Overnight rain and warm temperatures forced organizers to scrap a World Cup super-combi yesterday.
Officials also strictly prohibited anyone from getting on the fragile course.
Warm weather and rain had already damaged the course earlier in the week. Temperatures dropped briefly on Thursday, allowing organizers to stage a downhill training session but the weather deteriorated again overnight.
PHOTO: EPA
A World Cup downhill is scheduled for today and a slalom tomorrow.
A super-combi consists of a down hill run and a slalom leg. Lauberhorn is the longest down hill course on the World Cup circuit making repairs particularly difficult.
There was no word as to whether the super-combi would be rescheduled at another time.
A lack of snow forced the International Ski Federation to move men's races from Chamonix next week to another french resort Val d' Isere.
Meanwhile, Norway's Aksel Lund Svindal, who leads the Alpine skiing World Cup standings, has finally admitted that the challenge for the overall World Cup trophy is preying on his mind.
The 24-year-old skier had previously insisted that he was not even considering the title. Now he is calling it the sport's greatest prize, bigger than Olympic gold.
"If you say you're not thinking about it at all then I think you're trying to fool yourself," Svindal told reporters in Wengen where he is looking to extend his 68-point lead over Switzerland's Didier Cuche in the weekend's races.
"Of course when you keep getting questions about it and you see the standings then you have to think about it a bit. I might not win it this year and I might never win it, but I think it's the greatest thing you can win as a skier. An Olympic gold medal is great but if you win the World Cup overall, then you were the best skier that season," he said.
Svindal has had to live with high expectations since proving his all-round prowess with four medals in the downhill, super-G, slalom and combined events at the 2002 junior world championships.
He announced his presence on the senior circuit last season when he celebrated his first two World Cup wins and briefly held the overall leader's spot.
With two further victories under his belt this season, the Norwegian has now won four races in different disciplines and has risen from possible contender to one of the favorites for the overall title.
"It helps that I was leading for a little while last year too, so I know what it's all about," Svindal said. "The more you hear people saying that you are going to win the overall, the easier it gets because it starts to go in one ear and out the other."

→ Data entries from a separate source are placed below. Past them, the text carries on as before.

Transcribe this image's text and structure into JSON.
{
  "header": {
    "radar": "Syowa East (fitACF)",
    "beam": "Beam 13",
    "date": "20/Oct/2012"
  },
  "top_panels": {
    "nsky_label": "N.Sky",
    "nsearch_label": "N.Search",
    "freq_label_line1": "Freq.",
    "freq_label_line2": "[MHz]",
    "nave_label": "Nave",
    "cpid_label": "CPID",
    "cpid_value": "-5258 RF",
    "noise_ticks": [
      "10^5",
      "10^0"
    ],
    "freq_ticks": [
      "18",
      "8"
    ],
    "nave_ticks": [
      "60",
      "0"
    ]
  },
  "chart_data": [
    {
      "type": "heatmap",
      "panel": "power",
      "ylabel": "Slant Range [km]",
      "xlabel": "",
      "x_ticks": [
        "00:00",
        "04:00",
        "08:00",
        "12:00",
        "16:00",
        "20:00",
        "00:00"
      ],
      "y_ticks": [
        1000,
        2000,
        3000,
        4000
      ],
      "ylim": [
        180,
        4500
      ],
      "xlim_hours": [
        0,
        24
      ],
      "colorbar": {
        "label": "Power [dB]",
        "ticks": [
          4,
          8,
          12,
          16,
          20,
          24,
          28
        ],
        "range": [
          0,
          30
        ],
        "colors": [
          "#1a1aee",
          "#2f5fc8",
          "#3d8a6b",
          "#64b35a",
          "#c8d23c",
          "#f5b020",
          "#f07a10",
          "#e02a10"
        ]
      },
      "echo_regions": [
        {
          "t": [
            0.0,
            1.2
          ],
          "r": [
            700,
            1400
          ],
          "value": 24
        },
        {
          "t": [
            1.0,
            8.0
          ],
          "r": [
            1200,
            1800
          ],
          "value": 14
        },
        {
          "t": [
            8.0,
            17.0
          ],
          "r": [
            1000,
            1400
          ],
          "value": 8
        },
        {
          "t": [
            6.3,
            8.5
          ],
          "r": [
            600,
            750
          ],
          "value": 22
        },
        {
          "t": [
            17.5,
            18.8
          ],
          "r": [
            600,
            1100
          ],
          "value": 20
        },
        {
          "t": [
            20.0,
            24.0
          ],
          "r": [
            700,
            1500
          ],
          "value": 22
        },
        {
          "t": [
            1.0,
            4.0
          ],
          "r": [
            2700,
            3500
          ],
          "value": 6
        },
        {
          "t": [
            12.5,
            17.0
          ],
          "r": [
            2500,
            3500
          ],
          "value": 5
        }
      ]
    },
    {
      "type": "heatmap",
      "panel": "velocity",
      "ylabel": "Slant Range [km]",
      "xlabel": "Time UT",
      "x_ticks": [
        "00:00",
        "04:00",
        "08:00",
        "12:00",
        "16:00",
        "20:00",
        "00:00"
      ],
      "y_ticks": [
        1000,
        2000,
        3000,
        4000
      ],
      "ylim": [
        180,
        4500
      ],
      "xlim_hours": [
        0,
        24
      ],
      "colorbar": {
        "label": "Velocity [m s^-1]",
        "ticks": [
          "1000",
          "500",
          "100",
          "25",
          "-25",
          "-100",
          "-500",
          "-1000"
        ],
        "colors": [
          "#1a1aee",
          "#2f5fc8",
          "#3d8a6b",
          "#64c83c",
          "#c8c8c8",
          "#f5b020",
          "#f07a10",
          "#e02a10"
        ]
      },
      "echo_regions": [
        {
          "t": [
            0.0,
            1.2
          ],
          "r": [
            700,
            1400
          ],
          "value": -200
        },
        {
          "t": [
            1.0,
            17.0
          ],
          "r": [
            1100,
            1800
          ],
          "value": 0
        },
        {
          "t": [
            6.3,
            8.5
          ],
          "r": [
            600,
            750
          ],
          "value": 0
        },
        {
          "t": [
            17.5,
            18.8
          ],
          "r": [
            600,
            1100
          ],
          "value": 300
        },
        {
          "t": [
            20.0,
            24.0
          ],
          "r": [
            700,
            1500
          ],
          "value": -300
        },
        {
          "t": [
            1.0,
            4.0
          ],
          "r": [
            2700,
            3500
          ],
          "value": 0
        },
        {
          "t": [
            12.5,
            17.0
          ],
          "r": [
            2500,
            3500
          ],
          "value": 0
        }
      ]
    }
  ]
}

"It will be hard not to think about the overall if the standings are like they are now when we go into the final [week of the season]. But there are still so many points left at this stage and I guess I'll need something like double the points I have now to win it," Svindal said.
Svindal's climb to the top of the rankings has come at an ideal time for the Norwegian team rocked by the retirement of their two most successful skiers.
Last week, Kjetil Andre Aamodt announced he was hanging up his skis at the age of 36, less than a year after his team mate Lasse Kjus made the same decision.
Between them, the two Norweg-ians had amassed 36 Olympic and world championship medals over 15 years. Svindal said he would miss the company but would not let their departure upset him.
"It's probably a bigger deal for [other] people than it is for me," said Svindal when asked about his new role as the sole bearer of Norwegian hopes in the sport.